El pie visible del estado
Ya desde el siglo XIV, y gracias a los escritos de un árabe, Ibn Khaldun, uno que otro filósofo observador se atrevía a postular que un cada vez mayor tamaño del Estado, más temprano que tarde, terminaba por quitarle impulso a la economía. Las ideas de Khaldun, que varios siglos después servirían de sostén a la curva de Laffer y a las reformas de Reagan, partían del supuesto que una mayor tasa tributaria, más allá de cierto punto teórico, influía negativamente en la actividad comercial y, por consiguiente, reducía los ingresos del tesoro público. Cuatrocientos años más tarde, un escocés, Adam Smith, después de observar los dramáticos cambios que la Revolución Industrial llevaba al sistema de producción, distribución y consumo, afirmaba que todo intercambio comercial, siempre y cuando fuese voluntario, beneficiaba a las partes. Un individuo que buscaba su beneficio personal —aseguraba— como guiado por una mano invisible terminaba promoviendo aquello que nunca tuvo como objetivo: el bien común.
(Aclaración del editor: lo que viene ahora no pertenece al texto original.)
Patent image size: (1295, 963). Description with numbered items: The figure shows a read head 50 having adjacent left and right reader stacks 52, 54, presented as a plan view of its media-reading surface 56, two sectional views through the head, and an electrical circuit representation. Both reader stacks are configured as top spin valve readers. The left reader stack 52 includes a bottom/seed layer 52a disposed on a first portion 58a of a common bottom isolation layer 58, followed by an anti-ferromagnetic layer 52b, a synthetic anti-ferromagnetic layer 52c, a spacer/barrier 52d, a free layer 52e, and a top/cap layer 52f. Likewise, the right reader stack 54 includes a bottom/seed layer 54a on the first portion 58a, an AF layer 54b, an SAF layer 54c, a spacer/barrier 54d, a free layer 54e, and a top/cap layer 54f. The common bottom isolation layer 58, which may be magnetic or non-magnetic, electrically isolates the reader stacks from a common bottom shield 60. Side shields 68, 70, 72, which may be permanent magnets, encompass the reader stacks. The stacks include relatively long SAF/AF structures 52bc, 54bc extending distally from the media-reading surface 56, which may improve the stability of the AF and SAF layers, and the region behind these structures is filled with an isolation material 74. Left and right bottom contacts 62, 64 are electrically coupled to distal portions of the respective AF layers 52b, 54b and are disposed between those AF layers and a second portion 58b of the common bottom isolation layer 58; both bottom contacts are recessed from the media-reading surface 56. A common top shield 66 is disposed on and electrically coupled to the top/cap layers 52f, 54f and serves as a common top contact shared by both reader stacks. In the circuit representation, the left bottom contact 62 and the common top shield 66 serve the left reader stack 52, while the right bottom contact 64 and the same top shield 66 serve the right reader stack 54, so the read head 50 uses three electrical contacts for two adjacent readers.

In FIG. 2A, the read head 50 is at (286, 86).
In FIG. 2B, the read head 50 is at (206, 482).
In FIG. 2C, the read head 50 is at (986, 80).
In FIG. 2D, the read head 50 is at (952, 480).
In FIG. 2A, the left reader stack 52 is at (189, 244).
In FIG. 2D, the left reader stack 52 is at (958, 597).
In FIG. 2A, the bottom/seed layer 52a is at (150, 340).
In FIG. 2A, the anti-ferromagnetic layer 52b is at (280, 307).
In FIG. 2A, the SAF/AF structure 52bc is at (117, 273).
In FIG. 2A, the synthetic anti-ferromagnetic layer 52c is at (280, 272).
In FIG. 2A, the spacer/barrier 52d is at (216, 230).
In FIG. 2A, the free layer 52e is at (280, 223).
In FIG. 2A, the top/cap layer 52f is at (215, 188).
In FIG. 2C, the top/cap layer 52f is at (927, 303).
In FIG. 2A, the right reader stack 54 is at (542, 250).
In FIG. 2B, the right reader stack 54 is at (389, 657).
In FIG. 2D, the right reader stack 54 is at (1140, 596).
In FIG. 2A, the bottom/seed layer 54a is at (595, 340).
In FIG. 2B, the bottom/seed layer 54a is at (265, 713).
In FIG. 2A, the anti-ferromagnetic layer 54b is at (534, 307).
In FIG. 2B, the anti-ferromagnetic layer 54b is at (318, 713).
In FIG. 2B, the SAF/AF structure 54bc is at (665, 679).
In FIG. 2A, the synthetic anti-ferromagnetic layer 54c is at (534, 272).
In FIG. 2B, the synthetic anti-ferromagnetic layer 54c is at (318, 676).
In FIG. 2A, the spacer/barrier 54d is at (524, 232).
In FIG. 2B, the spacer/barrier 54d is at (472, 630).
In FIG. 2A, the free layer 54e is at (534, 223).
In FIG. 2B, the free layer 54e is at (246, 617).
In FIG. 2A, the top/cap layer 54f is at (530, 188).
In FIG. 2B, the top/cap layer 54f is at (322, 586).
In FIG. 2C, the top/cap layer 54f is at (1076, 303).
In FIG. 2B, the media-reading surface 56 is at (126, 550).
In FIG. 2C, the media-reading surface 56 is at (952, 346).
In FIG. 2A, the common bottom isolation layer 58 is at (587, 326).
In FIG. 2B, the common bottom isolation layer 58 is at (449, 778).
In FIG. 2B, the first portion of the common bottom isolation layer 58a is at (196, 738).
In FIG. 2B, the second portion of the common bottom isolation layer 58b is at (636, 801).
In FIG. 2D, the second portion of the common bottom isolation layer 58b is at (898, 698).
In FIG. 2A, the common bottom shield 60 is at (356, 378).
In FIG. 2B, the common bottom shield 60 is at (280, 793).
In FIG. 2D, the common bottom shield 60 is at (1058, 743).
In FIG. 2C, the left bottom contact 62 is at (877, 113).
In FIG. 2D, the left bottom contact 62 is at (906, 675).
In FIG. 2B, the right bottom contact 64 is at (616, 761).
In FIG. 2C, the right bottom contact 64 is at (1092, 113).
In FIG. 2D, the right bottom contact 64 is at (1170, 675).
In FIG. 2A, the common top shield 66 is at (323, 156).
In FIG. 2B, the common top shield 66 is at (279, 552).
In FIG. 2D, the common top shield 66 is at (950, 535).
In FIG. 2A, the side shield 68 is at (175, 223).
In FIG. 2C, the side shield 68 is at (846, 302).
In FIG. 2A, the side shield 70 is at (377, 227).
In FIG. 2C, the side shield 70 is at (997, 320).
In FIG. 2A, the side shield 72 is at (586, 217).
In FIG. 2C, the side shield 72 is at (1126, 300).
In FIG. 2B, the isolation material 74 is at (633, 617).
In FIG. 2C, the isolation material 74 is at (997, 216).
En los últimos tiempos, sin embargo, un renovado interés por todo lo público y colectivo ha hecho que el tamaño del Estado, medido por el gasto público como porcentaje de la economía, vuelva a ser lo que ya había dejado de ser: un obstáculo al progreso económico. A primera vista, son tres las causas y dos los planos en los cuales reside este gran cambio. En un plano ideológico, lo es la cada vez más clara convicción por la cual la responsabilidad ‘social’ debe anteponerse a la responsabilidad ‘individual’. Por tanto, lo que por default era natural —después de todo, sólo se puede ser ‘responsable’ por las acciones propias— pasó a ser forzado, artificial: ahora, uno es responsable por lo que otros hagan, y otros por lo que uno haga; al final del día, nadie es responsable por lo que hace (he ahí la cuna del desorden en el cual vivimos).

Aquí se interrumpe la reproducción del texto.